The world of Bundanyabba is vividly evoked through accumulated detail and keen observation; the hotel receptionist’s ritualistic movements to the cool air from the desk fan, the ‘spinners night’ in the back room of a greasy spoon where desperate men gamble a month’s wages on the flip of a couple of coins, the necklaces made of beer can ring pulls. It all adds up to a picture of a very specific place, a place of heat and dust and unspoken laws, where you are expected to agree that the ‘Yabba is the best bloody place on Earth’, and dissenting voices are few and far between: ‘All the little devils are proud of Hell,’ as Doc puts it. But still, worrying notes begin to emerge from the boozy bonhomie. Jock, while detailing the town’s low crime rate, casually lets slip ‘’course, we do have a few suicides…’ More disturbingly, there is the discrepancy between Doc’s description of Janette Hynes (Sylvia Kay) as some kind of swinging outback libertine, and our picture of her from the previous night where she displayed all the symptoms of a woman used to abuse, trapped in a leery and crude man’s world. Kotcheff brilliantly stages the boozy revelries so that we find ourselves later trying to work out what exactly we saw, much like a drunk after a raucous night trying to piece together where he received certain injuries. Did we witness a crime? What the hell just happened?

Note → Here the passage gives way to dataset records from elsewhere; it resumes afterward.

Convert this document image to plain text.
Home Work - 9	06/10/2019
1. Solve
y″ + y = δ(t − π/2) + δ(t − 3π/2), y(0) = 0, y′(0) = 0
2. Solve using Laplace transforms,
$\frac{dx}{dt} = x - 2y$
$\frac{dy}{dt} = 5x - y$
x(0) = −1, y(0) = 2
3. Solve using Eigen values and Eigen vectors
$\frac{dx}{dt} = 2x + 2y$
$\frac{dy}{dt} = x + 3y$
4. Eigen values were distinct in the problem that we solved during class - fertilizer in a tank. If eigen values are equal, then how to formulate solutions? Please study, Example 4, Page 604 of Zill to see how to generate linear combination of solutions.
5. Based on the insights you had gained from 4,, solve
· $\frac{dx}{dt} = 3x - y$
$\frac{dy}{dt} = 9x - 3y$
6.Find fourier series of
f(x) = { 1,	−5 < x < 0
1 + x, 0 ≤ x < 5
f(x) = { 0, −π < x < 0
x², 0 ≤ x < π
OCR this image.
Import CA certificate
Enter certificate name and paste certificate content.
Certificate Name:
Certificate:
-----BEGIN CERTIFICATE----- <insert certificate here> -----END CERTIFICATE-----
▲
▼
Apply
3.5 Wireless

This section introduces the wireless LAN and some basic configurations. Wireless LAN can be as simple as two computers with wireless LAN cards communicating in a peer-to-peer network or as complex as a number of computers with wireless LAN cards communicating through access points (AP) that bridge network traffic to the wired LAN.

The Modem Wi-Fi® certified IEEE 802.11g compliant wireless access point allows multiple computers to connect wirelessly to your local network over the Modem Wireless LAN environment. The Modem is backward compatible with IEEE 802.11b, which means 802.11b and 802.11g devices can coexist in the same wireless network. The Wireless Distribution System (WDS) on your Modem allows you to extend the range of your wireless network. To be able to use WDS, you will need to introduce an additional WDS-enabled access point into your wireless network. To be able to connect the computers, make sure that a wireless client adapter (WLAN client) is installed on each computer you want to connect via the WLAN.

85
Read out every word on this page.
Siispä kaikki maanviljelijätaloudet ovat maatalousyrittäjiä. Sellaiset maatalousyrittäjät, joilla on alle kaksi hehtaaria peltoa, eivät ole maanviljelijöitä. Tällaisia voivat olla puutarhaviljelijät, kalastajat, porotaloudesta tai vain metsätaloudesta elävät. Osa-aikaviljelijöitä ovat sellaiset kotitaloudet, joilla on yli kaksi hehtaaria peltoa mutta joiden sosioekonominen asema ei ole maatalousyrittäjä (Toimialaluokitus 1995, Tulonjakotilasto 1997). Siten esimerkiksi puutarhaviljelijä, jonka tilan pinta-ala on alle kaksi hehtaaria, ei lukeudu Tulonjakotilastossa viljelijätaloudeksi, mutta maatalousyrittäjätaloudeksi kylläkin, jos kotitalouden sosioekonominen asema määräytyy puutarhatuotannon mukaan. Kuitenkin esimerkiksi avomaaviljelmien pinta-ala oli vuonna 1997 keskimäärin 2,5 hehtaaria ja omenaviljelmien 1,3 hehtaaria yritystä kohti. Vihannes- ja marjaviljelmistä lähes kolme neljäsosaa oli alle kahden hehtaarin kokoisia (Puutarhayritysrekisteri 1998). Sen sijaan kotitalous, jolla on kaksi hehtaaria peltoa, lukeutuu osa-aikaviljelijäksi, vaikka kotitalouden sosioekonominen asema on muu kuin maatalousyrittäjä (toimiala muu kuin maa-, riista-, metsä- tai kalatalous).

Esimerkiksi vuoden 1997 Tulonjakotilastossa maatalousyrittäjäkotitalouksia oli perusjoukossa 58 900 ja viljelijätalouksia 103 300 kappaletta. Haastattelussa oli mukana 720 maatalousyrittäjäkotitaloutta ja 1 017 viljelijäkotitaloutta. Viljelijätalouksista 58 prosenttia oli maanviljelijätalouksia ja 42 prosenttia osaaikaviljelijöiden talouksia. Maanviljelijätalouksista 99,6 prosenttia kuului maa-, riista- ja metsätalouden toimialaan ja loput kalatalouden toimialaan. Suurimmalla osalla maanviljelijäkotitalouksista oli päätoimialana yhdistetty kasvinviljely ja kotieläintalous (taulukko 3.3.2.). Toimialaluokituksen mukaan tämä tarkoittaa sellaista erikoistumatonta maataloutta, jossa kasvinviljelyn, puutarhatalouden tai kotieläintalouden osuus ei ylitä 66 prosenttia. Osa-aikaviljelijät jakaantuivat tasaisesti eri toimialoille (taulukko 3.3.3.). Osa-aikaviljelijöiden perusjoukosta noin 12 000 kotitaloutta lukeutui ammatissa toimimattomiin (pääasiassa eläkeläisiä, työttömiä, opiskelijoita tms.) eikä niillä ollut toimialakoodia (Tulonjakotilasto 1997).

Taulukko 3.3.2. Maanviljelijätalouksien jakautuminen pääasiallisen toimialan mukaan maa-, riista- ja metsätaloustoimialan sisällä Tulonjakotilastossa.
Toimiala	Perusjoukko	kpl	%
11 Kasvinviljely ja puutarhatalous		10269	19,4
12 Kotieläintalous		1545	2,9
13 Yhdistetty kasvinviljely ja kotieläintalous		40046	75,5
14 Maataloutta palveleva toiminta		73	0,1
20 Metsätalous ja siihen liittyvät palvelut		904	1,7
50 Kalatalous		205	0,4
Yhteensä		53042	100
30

Kotcheff went on to give us First Blood and Weekend at Bernies and nothing this strange and vivid ever again. Evan Jones’s screenplay, (from Kenneth Cook’s novel) is sharp, funny and quotable. The photography, from the opening 360-degree pan, is inventive but unobtrusive, and throughout we feel like we are watching a real world, with the extensive use of real locations and real outback dwellers, where none of the professional actors breaks the spell. This realism extends to the kangaroo hunt where actual documentary footage of shootings is used, though as Kotcheff insists, no kangaroos were injured or killed for the film. It all adds up to a bloody magnificent piece of work, one with a very singular sense of dread, often just a key change shy of comedy. It’s a film that will rattle around in your mind long after viewing, wholly satisfying yet somehow dark and unresolved. The original tag line read: ‘Have a drink, mate? Have a fight, mate? Have a taste of dust and sweat, mate? There’s nothing else out here.’ Spot on.